Full Report
Two supply chain attacks in March infected open source tools with malware and used this access to steal secrets from tens of thousands – if not more – organizations. We won’t know the full blast radius for months. Both targeted popular open source projects that are used by a ton of organizations and integrated into…
Analysis Summary
# Incident Report: Dual Supply Chain Compromise of Trivy and Axios
## Executive Summary
In March 2026, two separate supply chain attacks targeted high-profile open-source projects, Trivy and Axios, by poisoning their codebases with malware. The attackers leveraged these trusted tools to harvest secrets and credentials from tens of thousands of organizations, creating a massive "blast radius" that affects CI/CD pipelines and cloud environments globally.
## Incident Details
- **Discovery Date:** April 2026 (Public reporting)
- **Incident Date:** March 2026
- **Affected Organizations:** Users of Trivy (100,000+ users) and Axios (100M+ weekly downloads)
- **Sector:** Information Technology / Software Development
- **Geography:** Global
## Timeline of Events
### Initial Access
- **Date/Time:** March 2026
- **Vector:** Software Supply Chain Compromise / Poisoned Open Source Dependencies.
- **Details:** Attackers successfully injected malicious code into the legitimate repositories of Trivy (a vulnerability scanner) and Axios (a JavaScript HTTP client).
### Lateral Movement
- **Details:** Once the malicious versions were downloaded or integrated, the malware executed within developer environments, CI/CD pipelines, and cloud production servers, allowing access to the broader organizational infrastructure.
### Data Exfiltration/Impact
- **Details:** The primary objective was the theft of "secrets"—including API keys, environment variables, and authentication tokens—from compromised systems.
### Detection & Response
- **How it was discovered:** Not explicitly detailed in the report, but likely through community audit or behavioral anomalies in secondary targets.
- **Response actions taken:** General industry notification; ongoing assessment of the "blast radius" which is expected to take months to fully realize.
## Attack Methodology
- **Initial Access:** Supply Chain Poisoning (infecting open-source tools).
- **Persistence:** Integration into CI/CD pipelines; the malware remains active as long as the poisoned version of the tool is in use.
- **Privilege Escalation:** Not specified, but likely achieved through stolen high-privilege API keys/secrets.
- **Defense Evasion:** Use of legitimate, trusted open-source packages to bypass traditional perimeter security.
- **Credential Access:** Automated harvesting of secrets and environmental variables.
- **Discovery:** Scanning local developer environments and cloud metadata services.

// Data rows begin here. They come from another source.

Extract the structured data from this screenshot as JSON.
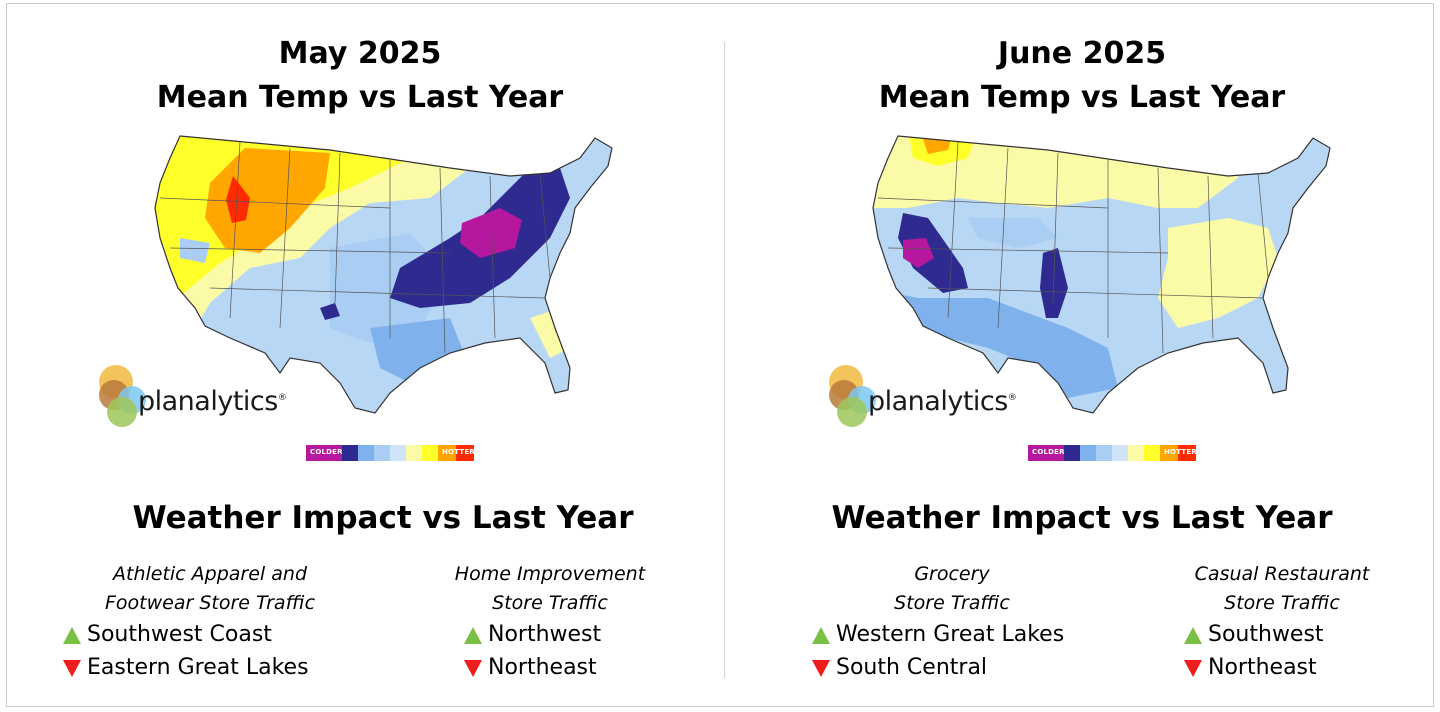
{
  "left": {
    "title": [
      "May 2025",
      "Mean Temp vs Last Year"
    ],
    "logo_text": "planalytics",
    "logo_mark": "®",
    "scale": {
      "colder_label": "COLDER",
      "hotter_label": "HOTTER",
      "colors": [
        "#b5179e",
        "#2e2a8f",
        "#7fb2ec",
        "#a9cdf3",
        "#cfe4f8",
        "#fbfaa6",
        "#ffff2a",
        "#ffa600",
        "#ff2a00"
      ]
    },
    "impact_title": "Weather Impact vs Last Year",
    "columns": [
      {
        "caption": [
          "Athletic Apparel and",
          "Footwear Store Traffic"
        ],
        "items": [
          {
            "direction": "up",
            "region": "Southwest Coast"
          },
          {
            "direction": "down",
            "region": "Eastern Great Lakes"
          }
        ]
      },
      {
        "caption": [
          "Home Improvement",
          "Store Traffic"
        ],
        "items": [
          {
            "direction": "up",
            "region": "Northwest"
          },
          {
            "direction": "down",
            "region": "Northeast"
          }
        ]
      }
    ]
  },
  "right": {
    "title": [
      "June 2025",
      "Mean Temp vs Last Year"
    ],
    "logo_text": "planalytics",
    "logo_mark": "®",
    "scale": {
      "colder_label": "COLDER",
      "hotter_label": "HOTTER",
      "colors": [
        "#b5179e",
        "#2e2a8f",
        "#7fb2ec",
        "#a9cdf3",
        "#cfe4f8",
        "#fbfaa6",
        "#ffff2a",
        "#ffa600",
        "#ff2a00"
      ]
    },
    "impact_title": "Weather Impact vs Last Year",
    "columns": [
      {
        "caption": [
          "Grocery",
          "Store Traffic"
        ],
        "items": [
          {
            "direction": "up",
            "region": "Western Great Lakes"
          },
          {
            "direction": "down",
            "region": "South Central"
          }
        ]
      },
      {
        "caption": [
          "Casual Restaurant",
          "Store Traffic"
        ],
        "items": [
          {
            "direction": "up",
            "region": "Southwest"
          },
          {
            "direction": "down",
            "region": "Northeast"
          }
        ]
      }
    ]
  }
}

- **Lateral Movement:** Using stolen secrets to move from developer workstations to cloud infrastructure.
- **Collection:** Automated gathering of authentication secrets.
- **Exfiltration:** Sending stolen secrets to attacker-controlled infrastructure.
- **Impact:** Potential for unauthorized data access, resource hijacking, and long-term compromise of downstream products.
## Impact Assessment
- **Financial:** Unknown; likely high due to potential follow-on breaches and required remediation.
- **Data Breach:** Massive theft of secrets/tokens from tens of thousands of organizations.
- **Operational:** Disruption of CI/CD pipelines as organizations scramble to purge poisoned versions.
- **Reputational:** Significant erosion of trust in the open-source software ecosystem.
## Indicators of Compromise
- **Network indicators:** Connections to unexpected external C2 servers (specific IPs/URLs not provided in source text).
- **File indicators:** Modified versions of `trivy` binaries or `axios` npm package files.
- **Behavioral indicators:** Unusual outbound traffic from CI/CD runners or unexpected environment variable access.
## Response Actions
- **Containment:** Organizations advised to pin software versions and audit external dependencies.
- **Eradication:** Removal of malicious versions and rotation of all secrets/tokens exposed during the infection window.
- **Recovery:** Restoration of build environments from known-good states.
## Lessons Learned
- **Dependency Risk:** Blindly trusting popular open-source packages without version pinning or binary verification is a major security gap.
- **Secret Management:** Secrets stored in plain text within CI/CD environment variables or local files are highly vulnerable to supply chain attacks.
- **Audit Limitations:** The scale of these attacks (80% of cloud environments for Axios) makes manual auditing nearly impossible for individual firms.
## Recommendations
- **Implement SBOMs:** Use Software Bill of Materials to track and manage third-party dependencies effectively.
- **Version Pinning:** Never use "latest" tags; lock versions and hash-check every dependency.
- **Secret Rotation:** Treat all environment secrets as compromised if a supply chain tool is flagged.
- **Runtime Monitoring:** Monitor CI/CD and developer environments for unauthorized network egress or file access.